期刊:Journal of Data and Information Quality [Association for Computing Machinery] 日期:2025-03-15
标识
DOI:10.1145/3721985
摘要
Entity resolution is the problem of identifying records that refer to the same entity from one or multiple databases. Applications of entity resolution range from health and social science research to national security and online commerce. Entity resolution can be viewed as a classification task where pairs of records are classified as matches (referring to the same entity) or non-matches (referring to different entities). Alternatively, clustering-based entity resolution methods generate clusters of records such that each cluster refers to one entity, and each entity is represented by one cluster.
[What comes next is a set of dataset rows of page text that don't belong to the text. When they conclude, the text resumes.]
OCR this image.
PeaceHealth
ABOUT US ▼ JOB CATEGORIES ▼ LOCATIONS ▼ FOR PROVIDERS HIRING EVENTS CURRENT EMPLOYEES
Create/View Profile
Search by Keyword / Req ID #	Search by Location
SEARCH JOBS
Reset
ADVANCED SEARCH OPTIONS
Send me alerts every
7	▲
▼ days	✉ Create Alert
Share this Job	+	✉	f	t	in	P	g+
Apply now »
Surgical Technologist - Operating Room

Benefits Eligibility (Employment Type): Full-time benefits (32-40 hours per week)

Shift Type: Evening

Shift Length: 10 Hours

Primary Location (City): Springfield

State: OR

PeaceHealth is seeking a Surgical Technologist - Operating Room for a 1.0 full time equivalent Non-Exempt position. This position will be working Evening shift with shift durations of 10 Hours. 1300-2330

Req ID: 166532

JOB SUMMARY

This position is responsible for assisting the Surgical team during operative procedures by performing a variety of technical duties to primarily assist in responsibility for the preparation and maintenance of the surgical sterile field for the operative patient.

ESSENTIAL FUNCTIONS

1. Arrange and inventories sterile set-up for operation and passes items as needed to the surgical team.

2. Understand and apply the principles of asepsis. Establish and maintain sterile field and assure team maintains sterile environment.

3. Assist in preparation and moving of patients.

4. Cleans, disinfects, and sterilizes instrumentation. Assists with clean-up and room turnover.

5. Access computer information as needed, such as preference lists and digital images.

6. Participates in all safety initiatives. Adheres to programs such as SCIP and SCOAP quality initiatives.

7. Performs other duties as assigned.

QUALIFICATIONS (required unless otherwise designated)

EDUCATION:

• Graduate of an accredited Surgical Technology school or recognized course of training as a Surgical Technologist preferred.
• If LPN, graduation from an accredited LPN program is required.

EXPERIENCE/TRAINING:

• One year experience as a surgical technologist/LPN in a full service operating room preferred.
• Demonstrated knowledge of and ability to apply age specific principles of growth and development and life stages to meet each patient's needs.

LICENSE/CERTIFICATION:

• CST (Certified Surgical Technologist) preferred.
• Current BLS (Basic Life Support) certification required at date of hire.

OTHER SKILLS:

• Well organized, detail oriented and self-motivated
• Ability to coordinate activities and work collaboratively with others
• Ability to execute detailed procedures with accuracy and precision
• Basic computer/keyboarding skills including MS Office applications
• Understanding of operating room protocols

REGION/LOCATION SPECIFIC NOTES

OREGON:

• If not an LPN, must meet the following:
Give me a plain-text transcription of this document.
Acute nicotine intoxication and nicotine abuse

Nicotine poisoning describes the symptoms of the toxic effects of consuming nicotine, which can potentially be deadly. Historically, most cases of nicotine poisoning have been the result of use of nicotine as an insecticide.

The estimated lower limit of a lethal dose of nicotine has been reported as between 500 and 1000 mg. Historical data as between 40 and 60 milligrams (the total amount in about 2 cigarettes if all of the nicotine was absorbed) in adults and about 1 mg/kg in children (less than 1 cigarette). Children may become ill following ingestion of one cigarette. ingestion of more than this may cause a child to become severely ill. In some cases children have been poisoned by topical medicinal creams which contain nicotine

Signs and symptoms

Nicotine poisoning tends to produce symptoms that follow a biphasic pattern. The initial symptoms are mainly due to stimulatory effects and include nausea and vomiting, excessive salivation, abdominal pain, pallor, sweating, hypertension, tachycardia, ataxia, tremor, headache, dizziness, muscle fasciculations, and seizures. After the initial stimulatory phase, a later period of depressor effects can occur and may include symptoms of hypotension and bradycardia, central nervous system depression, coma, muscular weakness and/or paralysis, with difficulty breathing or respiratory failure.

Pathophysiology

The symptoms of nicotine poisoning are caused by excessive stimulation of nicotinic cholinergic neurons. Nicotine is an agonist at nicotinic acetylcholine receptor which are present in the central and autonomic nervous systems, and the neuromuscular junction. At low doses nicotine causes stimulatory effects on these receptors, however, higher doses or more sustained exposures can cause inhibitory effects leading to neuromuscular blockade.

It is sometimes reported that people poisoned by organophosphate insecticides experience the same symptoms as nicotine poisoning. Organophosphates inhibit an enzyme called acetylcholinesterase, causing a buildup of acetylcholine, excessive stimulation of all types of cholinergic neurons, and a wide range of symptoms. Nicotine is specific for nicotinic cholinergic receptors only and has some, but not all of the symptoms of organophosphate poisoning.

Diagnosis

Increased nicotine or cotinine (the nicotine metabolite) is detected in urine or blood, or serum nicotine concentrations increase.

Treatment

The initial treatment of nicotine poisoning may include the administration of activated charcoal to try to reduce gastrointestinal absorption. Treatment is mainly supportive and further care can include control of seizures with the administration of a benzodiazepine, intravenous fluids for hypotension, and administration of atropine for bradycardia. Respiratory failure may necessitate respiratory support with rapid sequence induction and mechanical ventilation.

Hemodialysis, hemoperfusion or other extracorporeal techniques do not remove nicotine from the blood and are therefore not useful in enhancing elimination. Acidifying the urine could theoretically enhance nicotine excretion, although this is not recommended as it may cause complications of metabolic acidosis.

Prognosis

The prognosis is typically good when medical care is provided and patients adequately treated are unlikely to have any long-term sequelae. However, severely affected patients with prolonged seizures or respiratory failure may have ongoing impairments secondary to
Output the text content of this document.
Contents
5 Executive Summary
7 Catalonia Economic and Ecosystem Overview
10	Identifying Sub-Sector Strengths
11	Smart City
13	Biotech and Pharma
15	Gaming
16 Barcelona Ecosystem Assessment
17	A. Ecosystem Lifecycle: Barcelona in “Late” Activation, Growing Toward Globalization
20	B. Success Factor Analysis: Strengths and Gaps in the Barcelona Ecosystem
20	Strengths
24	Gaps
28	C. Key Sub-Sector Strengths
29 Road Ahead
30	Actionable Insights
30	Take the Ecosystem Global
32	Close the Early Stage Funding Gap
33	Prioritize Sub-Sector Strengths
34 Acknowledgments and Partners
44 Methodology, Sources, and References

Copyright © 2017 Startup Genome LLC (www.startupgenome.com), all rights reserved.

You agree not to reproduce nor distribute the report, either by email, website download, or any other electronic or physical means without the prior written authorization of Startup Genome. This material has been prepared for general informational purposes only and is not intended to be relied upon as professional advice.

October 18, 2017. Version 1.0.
If ground truth data in the form of known matches and non-matches are available, then performance measures such as precision, recall, and the F-measure, are commonly used to evaluate the quality of entity resolution methods. In practical applications, however, ground truth data are often not available, or they can be incomplete or biased, making quality evaluation challenging. To overcome this gap, we develop multiple methods to evaluate the quality of an entity resolution result without the need of ground truth data by calculating estimated numbers of true and false matches, as well as missed matches. These allow the calculation of estimates for precision, recall, and the F-measure. Our methods are either based on analysing links (classified record pairs) or the clustering structure provided by an entity resolution method. We validate our methods on multiple data sets from diverse domains, showing they can obtain precision and recall estimates close to their true values.